This document shows what reminders appear for different event types and states.
$ clog -type=task -state=in_progress -user-prompt="Fix the login bug" -message="Debugging auth flow" -session="bugfix"
200 OK
Remember: Log completion when done: clog -type=task -state=completed -message="..." -session="..."$ clog -type=task -state=in_progress -message="Debugging auth flow" -session="bugfix"
200 OK
TIP: Add -user-prompt="<exact user text>" to capture full context (VERBATIM user input)$ clog -type=task -state=completed -message="Login bug fixed" -session="bugfix"
200 OK
Next: Log next task or use -type=progress for multi-step work$ clog -type=task -state=blocked -message="Waiting for API key" -session="bugfix"
200 OK
Consider: Use -type=question -state=blocked if waiting for user input$ clog -type=question -state=blocked -message="Should I use OAuth2 or SAML?" -session="bugfix"
200 OK
Good: Always log questions before asking user$ clog -type=progress -message="50% complete (5/10 tasks)" -session="bugfix"

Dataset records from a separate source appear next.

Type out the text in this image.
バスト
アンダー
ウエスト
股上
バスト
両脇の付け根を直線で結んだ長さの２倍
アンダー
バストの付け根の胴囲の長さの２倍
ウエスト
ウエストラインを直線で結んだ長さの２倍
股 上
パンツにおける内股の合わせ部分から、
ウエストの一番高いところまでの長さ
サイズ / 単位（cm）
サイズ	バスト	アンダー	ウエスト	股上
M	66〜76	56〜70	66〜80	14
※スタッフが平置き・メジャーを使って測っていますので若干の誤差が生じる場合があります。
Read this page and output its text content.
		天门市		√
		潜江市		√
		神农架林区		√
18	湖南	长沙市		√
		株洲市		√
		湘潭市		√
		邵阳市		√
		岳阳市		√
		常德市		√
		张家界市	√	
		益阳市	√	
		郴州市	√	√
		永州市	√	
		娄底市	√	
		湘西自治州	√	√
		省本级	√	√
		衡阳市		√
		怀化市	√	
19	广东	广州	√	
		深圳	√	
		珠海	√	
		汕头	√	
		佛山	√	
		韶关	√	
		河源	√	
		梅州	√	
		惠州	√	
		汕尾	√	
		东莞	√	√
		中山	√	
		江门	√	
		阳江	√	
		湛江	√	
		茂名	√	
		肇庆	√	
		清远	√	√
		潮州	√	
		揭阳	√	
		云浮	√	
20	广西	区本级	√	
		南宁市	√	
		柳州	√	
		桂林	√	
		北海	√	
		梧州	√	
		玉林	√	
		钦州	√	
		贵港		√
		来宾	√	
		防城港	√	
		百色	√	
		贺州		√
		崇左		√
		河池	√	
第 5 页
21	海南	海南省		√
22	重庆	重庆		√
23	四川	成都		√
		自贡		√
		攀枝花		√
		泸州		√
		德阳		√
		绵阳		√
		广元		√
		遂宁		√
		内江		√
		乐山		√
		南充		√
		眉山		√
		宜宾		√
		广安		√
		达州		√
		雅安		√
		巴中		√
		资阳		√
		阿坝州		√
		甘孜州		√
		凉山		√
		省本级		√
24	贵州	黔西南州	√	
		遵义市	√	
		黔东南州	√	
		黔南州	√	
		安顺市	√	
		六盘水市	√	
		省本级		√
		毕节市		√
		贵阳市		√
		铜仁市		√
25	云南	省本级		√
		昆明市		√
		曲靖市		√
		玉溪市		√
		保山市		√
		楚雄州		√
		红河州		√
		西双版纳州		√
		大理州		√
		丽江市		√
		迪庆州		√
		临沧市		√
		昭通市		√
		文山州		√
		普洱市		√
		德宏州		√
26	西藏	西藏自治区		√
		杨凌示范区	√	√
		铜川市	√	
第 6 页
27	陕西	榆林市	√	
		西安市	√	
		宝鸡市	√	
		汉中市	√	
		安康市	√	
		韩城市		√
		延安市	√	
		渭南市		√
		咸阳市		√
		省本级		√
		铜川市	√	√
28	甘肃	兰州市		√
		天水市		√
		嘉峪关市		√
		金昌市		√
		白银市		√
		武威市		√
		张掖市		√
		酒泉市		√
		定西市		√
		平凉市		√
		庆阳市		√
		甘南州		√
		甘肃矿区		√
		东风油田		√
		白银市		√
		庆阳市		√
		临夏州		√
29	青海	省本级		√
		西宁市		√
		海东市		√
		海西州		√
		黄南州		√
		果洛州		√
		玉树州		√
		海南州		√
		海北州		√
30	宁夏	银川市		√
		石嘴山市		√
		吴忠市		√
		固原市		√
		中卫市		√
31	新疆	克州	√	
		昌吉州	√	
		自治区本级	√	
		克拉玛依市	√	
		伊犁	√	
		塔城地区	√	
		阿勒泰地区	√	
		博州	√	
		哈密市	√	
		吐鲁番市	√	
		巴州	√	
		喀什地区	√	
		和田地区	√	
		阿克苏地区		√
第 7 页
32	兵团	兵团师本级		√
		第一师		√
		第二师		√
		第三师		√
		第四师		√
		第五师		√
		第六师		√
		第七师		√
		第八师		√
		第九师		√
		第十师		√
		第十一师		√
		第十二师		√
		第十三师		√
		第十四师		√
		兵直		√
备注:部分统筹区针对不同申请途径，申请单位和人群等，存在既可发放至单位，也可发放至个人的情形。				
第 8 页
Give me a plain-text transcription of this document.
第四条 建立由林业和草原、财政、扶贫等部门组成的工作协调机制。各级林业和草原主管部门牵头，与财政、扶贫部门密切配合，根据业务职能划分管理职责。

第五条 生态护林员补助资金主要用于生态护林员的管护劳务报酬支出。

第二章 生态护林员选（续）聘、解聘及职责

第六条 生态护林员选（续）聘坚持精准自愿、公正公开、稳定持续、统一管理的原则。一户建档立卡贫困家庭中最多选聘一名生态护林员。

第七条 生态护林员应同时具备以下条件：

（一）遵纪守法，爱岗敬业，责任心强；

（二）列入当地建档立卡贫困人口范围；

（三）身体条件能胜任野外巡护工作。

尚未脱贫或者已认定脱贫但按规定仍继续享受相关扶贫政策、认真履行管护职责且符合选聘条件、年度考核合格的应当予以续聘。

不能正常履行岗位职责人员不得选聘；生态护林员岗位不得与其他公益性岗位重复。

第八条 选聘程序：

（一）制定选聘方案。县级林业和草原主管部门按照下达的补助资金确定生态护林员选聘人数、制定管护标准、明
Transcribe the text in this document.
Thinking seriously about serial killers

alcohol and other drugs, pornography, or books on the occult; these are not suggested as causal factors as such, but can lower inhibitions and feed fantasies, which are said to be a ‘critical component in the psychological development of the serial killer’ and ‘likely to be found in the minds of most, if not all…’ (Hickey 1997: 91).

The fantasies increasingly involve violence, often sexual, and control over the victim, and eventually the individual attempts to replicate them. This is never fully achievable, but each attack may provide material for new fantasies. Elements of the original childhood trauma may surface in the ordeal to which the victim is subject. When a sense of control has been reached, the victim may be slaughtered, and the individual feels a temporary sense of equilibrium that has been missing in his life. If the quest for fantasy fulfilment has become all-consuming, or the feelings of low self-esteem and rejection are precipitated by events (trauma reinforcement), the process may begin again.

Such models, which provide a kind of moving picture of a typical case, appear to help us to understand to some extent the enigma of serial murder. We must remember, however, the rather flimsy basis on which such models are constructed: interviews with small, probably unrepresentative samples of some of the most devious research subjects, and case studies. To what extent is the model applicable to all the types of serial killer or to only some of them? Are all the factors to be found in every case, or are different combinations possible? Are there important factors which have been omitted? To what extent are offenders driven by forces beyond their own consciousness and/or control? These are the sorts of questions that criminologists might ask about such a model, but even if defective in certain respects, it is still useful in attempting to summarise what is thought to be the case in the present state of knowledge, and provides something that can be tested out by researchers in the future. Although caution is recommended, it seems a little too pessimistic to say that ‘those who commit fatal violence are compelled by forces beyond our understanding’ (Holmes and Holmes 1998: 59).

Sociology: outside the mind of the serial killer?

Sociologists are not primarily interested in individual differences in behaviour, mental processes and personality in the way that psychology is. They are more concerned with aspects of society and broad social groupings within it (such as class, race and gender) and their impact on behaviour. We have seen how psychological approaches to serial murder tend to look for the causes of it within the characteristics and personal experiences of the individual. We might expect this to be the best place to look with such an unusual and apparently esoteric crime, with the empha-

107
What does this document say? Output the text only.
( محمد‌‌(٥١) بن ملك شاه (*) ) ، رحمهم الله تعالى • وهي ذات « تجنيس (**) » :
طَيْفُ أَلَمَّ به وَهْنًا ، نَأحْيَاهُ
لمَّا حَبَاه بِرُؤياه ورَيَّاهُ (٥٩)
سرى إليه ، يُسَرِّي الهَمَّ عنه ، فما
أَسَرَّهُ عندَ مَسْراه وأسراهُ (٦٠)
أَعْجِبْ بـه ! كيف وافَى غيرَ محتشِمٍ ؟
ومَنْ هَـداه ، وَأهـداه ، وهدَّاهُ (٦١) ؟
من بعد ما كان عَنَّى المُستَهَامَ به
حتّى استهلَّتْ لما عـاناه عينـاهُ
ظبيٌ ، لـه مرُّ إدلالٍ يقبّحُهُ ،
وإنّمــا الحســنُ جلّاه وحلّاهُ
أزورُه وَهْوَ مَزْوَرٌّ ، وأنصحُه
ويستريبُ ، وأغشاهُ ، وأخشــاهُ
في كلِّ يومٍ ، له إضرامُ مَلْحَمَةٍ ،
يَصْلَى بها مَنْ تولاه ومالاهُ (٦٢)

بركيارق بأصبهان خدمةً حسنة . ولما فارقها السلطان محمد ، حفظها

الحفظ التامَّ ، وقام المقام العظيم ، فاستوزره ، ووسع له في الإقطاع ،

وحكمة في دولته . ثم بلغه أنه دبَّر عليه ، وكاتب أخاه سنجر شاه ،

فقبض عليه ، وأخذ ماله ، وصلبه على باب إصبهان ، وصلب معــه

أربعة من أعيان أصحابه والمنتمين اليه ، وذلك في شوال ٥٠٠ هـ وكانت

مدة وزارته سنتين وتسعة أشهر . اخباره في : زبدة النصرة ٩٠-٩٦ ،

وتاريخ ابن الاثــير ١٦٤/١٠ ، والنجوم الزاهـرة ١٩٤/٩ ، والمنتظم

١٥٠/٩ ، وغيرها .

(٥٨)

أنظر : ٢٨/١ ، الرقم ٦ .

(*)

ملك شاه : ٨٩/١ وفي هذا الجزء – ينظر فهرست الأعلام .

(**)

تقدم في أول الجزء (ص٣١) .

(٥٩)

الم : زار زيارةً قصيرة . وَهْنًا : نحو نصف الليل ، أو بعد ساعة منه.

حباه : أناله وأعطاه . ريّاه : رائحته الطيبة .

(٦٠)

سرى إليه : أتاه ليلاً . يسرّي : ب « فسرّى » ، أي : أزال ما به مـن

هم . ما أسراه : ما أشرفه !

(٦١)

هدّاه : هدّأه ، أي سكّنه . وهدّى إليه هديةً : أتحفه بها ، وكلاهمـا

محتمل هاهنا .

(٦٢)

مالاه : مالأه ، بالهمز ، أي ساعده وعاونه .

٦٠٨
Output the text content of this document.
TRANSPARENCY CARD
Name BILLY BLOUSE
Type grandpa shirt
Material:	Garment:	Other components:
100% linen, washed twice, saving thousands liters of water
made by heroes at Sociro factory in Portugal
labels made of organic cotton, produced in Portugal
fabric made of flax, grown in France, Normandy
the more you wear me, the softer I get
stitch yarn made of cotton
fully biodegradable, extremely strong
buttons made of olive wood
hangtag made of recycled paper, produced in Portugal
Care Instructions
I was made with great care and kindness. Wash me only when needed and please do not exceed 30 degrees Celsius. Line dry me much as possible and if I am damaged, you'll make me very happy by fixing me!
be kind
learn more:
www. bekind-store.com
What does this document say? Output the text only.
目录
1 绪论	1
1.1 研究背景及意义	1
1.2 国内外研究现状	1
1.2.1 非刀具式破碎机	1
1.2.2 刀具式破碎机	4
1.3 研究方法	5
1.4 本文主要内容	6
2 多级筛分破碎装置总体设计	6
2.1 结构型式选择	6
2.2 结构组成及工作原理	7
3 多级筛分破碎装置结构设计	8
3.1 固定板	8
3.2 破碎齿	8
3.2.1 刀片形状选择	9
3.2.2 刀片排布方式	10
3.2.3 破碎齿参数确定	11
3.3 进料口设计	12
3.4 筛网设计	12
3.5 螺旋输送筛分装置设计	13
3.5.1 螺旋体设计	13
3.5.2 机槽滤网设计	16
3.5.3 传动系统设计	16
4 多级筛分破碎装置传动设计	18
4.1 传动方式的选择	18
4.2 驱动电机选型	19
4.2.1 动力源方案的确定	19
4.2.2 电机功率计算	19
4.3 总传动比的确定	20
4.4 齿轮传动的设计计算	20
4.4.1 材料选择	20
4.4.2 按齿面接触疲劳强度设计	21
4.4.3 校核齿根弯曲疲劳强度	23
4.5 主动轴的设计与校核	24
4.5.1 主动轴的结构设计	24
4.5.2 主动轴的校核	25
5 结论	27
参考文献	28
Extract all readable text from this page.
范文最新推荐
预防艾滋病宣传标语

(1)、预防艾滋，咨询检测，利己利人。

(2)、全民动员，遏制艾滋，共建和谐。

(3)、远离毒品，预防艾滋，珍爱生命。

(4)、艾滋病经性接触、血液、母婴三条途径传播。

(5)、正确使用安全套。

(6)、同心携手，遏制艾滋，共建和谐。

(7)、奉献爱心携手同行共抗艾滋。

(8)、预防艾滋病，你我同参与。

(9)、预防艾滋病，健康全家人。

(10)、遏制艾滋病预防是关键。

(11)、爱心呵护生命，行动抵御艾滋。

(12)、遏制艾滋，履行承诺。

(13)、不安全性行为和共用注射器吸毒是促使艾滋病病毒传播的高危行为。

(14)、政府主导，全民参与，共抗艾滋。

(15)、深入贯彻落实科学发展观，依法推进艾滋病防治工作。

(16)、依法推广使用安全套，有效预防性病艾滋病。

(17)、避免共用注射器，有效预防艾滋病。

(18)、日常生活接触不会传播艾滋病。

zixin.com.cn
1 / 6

200 OK(No contextual reminder - progress updates are informational)
$ clog -type=session -message="Starting API improvements" -session="api-work"
200 OK
Remember: Log tasks with -type=task as you work$ clog -type=session -state=completed -message="API improvements complete" -session="api-work"
200 OK(No contextual reminder - session is ending)
Character economy: Every character costs money in LLM context windows.
Contextual: Reminders only appear when relevant to the current event type/state.
Actionable: Each reminder shows concrete next steps.
Positive reinforcement: "Good:" prefix confirms correct behavior (e.g., logging questions).
No emojis: Removed to save characters without losing clarity.